Publication Date: Autumn 1997

With Governor Pataki's signature in place, the condo borrowing bill thatCNYC supported became Chapter 498 of the Laws of 1997. With this vital pieceof legislation in place, lenders are now offering lines of credit tocondominiums, enabling them to make needed repairs and improvements without imposing large assessments on their unit owners.

Questions have been raised about whether individual unit owners may deduct their portion of the interest paid on these loans.
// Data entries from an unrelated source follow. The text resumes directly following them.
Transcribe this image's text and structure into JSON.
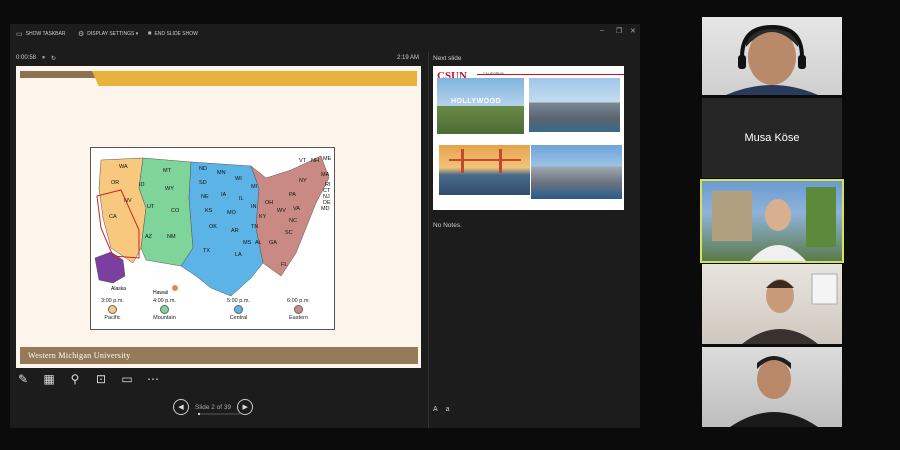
{
  "toolbar": {
    "show_taskbar": "SHOW TASKBAR",
    "display_settings": "DISPLAY SETTINGS ▾",
    "end_slide_show": "END SLIDE SHOW"
  },
  "timer": {
    "elapsed": "0:00:58"
  },
  "clock": "2:19 AM",
  "slide": {
    "footer": "Western Michigan University",
    "map": {
      "states": {
        "pacific": [
          "WA",
          "OR",
          "CA",
          "NV"
        ],
        "mountain": [
          "ID",
          "MT",
          "WY",
          "UT",
          "CO",
          "AZ",
          "NM"
        ],
        "central": [
          "ND",
          "SD",
          "NE",
          "KS",
          "OK",
          "TX",
          "MN",
          "IA",
          "MO",
          "AR",
          "LA",
          "WI",
          "IL",
          "MS",
          "AL",
          "TN"
        ],
        "eastern": [
          "MI",
          "IN",
          "OH",
          "KY",
          "GA",
          "FL",
          "SC",
          "NC",
          "VA",
          "WV",
          "PA",
          "NY",
          "VT",
          "NH",
          "ME",
          "MA",
          "RI",
          "CT",
          "NJ",
          "DE",
          "MD"
        ]
      },
      "alaska": "Alaska",
      "hawaii": "Hawaii",
      "zones": [
        {
          "time": "3:00 p.m.",
          "name": "Pacific",
          "color": "#f7c87e"
        },
        {
          "time": "4:00 p.m.",
          "name": "Mountain",
          "color": "#7fd49a"
        },
        {
          "time": "5:00 p.m.",
          "name": "Central",
          "color": "#5bb3e6"
        },
        {
          "time": "6:00 p.m.",
          "name": "Eastern",
          "color": "#c98a83"
        }
      ]
    }
  },
  "controls": {
    "icons": [
      "pen-icon",
      "slides-grid-icon",
      "zoom-icon",
      "pointer-icon",
      "subtitles-icon",
      "more-icon"
    ],
    "slide_counter": "Slide 2 of 39",
    "progress": 0.05
  },
  "next_slide": {
    "label": "Next slide",
    "csun": "CSUN",
    "california": "CALIFORNIA",
    "hollywood": "HOLLYWOOD"
  },
  "notes": "No Notes.",
  "participants": {
    "name_tile": "Musa Köse"
  },
  "colors": {
    "active_border": "#d6e25a"
  }
}
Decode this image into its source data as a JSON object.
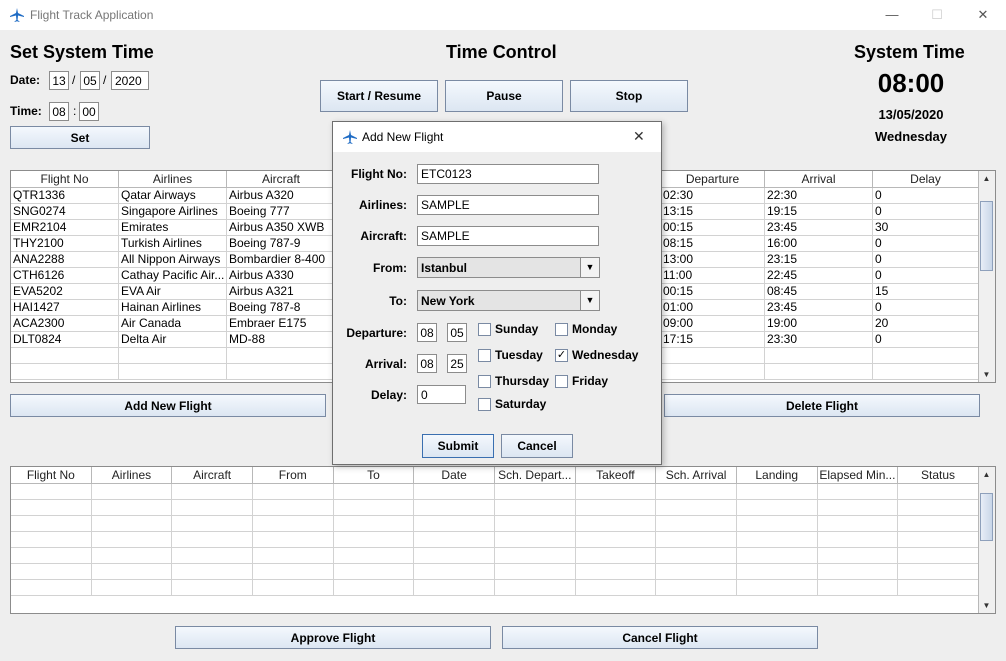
{
  "window": {
    "title": "Flight Track Application",
    "minimize": "—",
    "maximize": "☐",
    "close": "✕"
  },
  "set_time": {
    "heading": "Set System Time",
    "date_label": "Date:",
    "day": "13",
    "sep1": "/",
    "month": "05",
    "sep2": "/",
    "year": "2020",
    "time_label": "Time:",
    "hour": "08",
    "sep3": ":",
    "minute": "00",
    "set_button": "Set"
  },
  "time_control": {
    "heading": "Time Control",
    "start_button": "Start / Resume",
    "pause_button": "Pause",
    "stop_button": "Stop"
  },
  "system_time": {
    "heading": "System Time",
    "time": "08:00",
    "date": "13/05/2020",
    "weekday": "Wednesday"
  },
  "flights_table": {
    "columns": [
      "Flight No",
      "Airlines",
      "Aircraft",
      "Departure",
      "Arrival",
      "Delay"
    ],
    "rows": [
      [
        "QTR1336",
        "Qatar Airways",
        "Airbus A320",
        "02:30",
        "22:30",
        "0"
      ],
      [
        "SNG0274",
        "Singapore Airlines",
        "Boeing 777",
        "13:15",
        "19:15",
        "0"
      ],
      [
        "EMR2104",
        "Emirates",
        "Airbus A350 XWB",
        "00:15",
        "23:45",
        "30"
      ],
      [
        "THY2100",
        "Turkish Airlines",
        "Boeing 787-9",
        "08:15",
        "16:00",
        "0"
      ],
      [
        "ANA2288",
        "All Nippon Airways",
        "Bombardier 8-400",
        "13:00",
        "23:15",
        "0"
      ],
      [
        "CTH6126",
        "Cathay Pacific Air...",
        "Airbus A330",
        "11:00",
        "22:45",
        "0"
      ],
      [
        "EVA5202",
        "EVA Air",
        "Airbus A321",
        "00:15",
        "08:45",
        "15"
      ],
      [
        "HAI1427",
        "Hainan Airlines",
        "Boeing 787-8",
        "01:00",
        "23:45",
        "0"
      ],
      [
        "ACA2300",
        "Air Canada",
        "Embraer E175",
        "09:00",
        "19:00",
        "20"
      ],
      [
        "DLT0824",
        "Delta Air",
        "MD-88",
        "17:15",
        "23:30",
        "0"
      ],
      [
        "",
        "",
        "",
        "",
        "",
        ""
      ],
      [
        "",
        "",
        "",
        "",
        "",
        ""
      ]
    ]
  },
  "add_flight_button": "Add New Flight",
  "delete_flight_button": "Delete Flight",
  "tracking_table": {
    "columns": [
      "Flight No",
      "Airlines",
      "Aircraft",
      "From",
      "To",
      "Date",
      "Sch. Depart...",
      "Takeoff",
      "Sch. Arrival",
      "Landing",
      "Elapsed Min...",
      "Status"
    ],
    "empty_rows": 7
  },
  "approve_button": "Approve Flight",
  "cancel_flight_button": "Cancel Flight",
  "dialog": {
    "title": "Add New Flight",
    "close": "✕",
    "flight_no_label": "Flight No:",
    "flight_no": "ETC0123",
    "airlines_label": "Airlines:",
    "airlines": "SAMPLE",
    "aircraft_label": "Aircraft:",
    "aircraft": "SAMPLE",
    "from_label": "From:",
    "from": "Istanbul",
    "to_label": "To:",
    "to": "New York",
    "departure_label": "Departure:",
    "dep_hour": "08",
    "dep_min": "05",
    "arrival_label": "Arrival:",
    "arr_hour": "08",
    "arr_min": "25",
    "delay_label": "Delay:",
    "delay": "0",
    "days": {
      "sunday": "Sunday",
      "monday": "Monday",
      "tuesday": "Tuesday",
      "wednesday": "Wednesday",
      "thursday": "Thursday",
      "friday": "Friday",
      "saturday": "Saturday",
      "checked_mark": "✓"
    },
    "submit_button": "Submit",
    "cancel_button": "Cancel"
  },
  "colors": {
    "accent": "#1e6bc4",
    "button_top": "#f4f8fd",
    "button_bottom": "#dce6f2",
    "background": "#eeeeee"
  },
  "icons": {
    "app": "airplane-icon",
    "scroll_up": "▲",
    "scroll_down": "▼",
    "combo_arrow": "▼"
  }
}
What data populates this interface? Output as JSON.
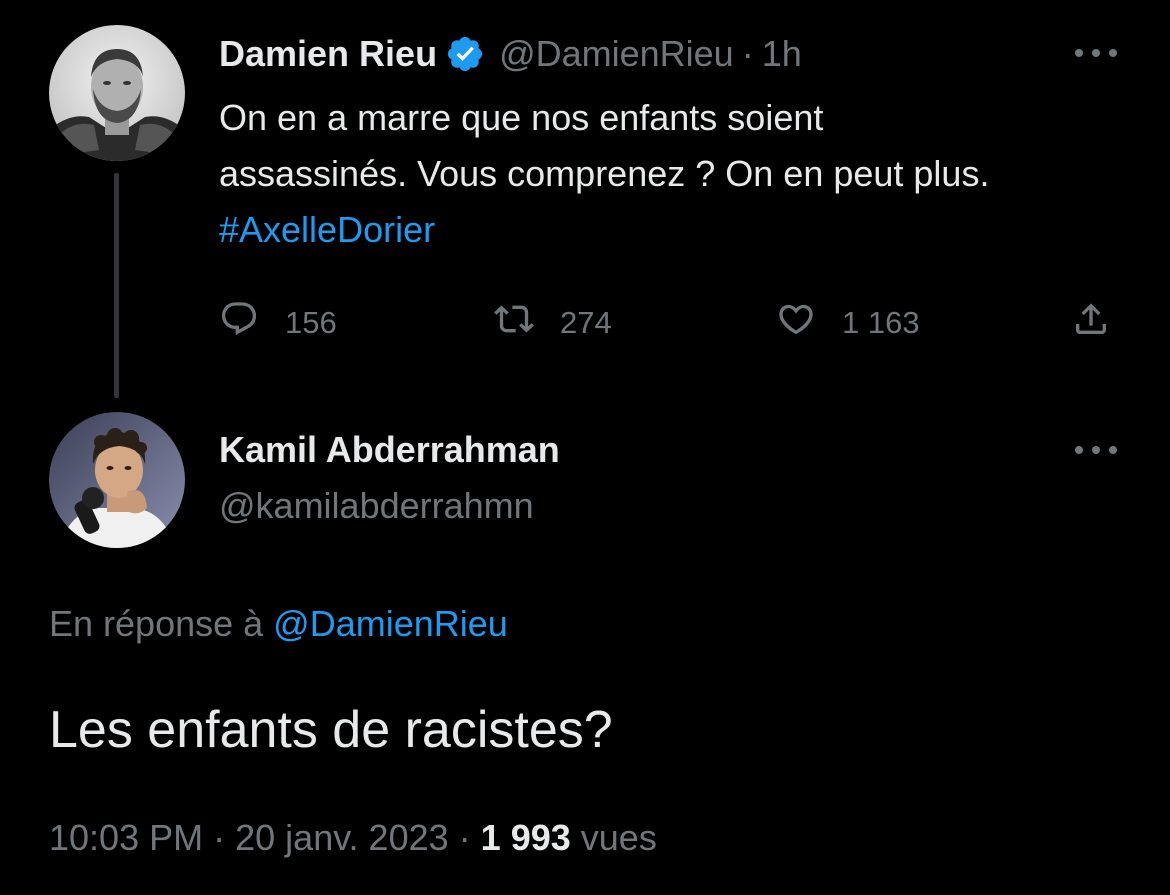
{
  "colors": {
    "background": "#000000",
    "text_primary": "#e7e9ea",
    "text_secondary": "#71767b",
    "accent": "#1d9bf0",
    "thread_line": "#333639"
  },
  "parent_tweet": {
    "display_name": "Damien Rieu",
    "verified_icon": "verified-badge-icon",
    "handle": "@DamienRieu",
    "separator": "·",
    "time_ago": "1h",
    "more_icon": "more-options-icon",
    "text_line1": "On en a marre que nos enfants soient",
    "text_line2": "assassinés. Vous comprenez ? On en peut plus.",
    "hashtag": "#AxelleDorier",
    "actions": {
      "replies_icon": "reply-icon",
      "replies": "156",
      "retweets_icon": "retweet-icon",
      "retweets": "274",
      "likes_icon": "heart-icon",
      "likes": "1 163",
      "share_icon": "share-icon"
    }
  },
  "reply_tweet": {
    "display_name": "Kamil Abderrahman",
    "handle": "@kamilabderrahmn",
    "more_icon": "more-options-icon",
    "in_reply_to_prefix": "En réponse à",
    "in_reply_to_handle": "@DamienRieu",
    "text": "Les enfants de racistes?",
    "time": "10:03 PM",
    "separator": "·",
    "date": "20 janv. 2023",
    "views_count": "1 993",
    "views_label": "vues"
  }
}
Because the law specifically authorizes the condominium to borrow on behalf of the owners, assuming other requirements were met, there is reason to believe that the I.R.S. would recognize this deduction.

Since 1980, the Council of New York Cooperatives & Condominiums has conducted an annual review of the costs of operating cooperatives and condominiums in New York City. By comparing data from many member buildings, CNYC develops annual statistical analyses that are helpful in determining whether a building is operating at peak efficiency.

CNYC relies on its members, their management firms and their accountants to supply the raw materials that make the annual Comparative Study of Operating Costs a success. Anonymity of participants is preserved by assigning code numbers to each property.

The Comparative Study looks at assessment and mortgage figures, and also lists the maintenance cost. It then lists amounts spent per room on wages, fuel, utilities, repairs and maintenance, insurance, management services, administrative costs, water and sewer fees, property tax and debt service. When possible, elevator maintenance and legal and accounting costs are each listed separately. The Study also presents summary statistics, calculating the averages and medians for each item, and the average portion of total operating budget devoted to each category.

The 1996 Study includes data on more than 650 cooperatives and condominiums. It will be published in early December and one copy will be sent to each CNYC member cooperative and condominium and professional subscriber. Members that participated in the Study will receive their code numbers so that they can find their buildings' statistics. Additional copies can be purchased from CNYC for $5.

State legislation passed in 1981 established New York City's present property tax system. Section 581 of that Real Property Tax Law requires that an income approach be used to assess cooperatives and condominiums for property tax purposes. It says assessors must develop the assessment based on the income stream of similar rental buildings.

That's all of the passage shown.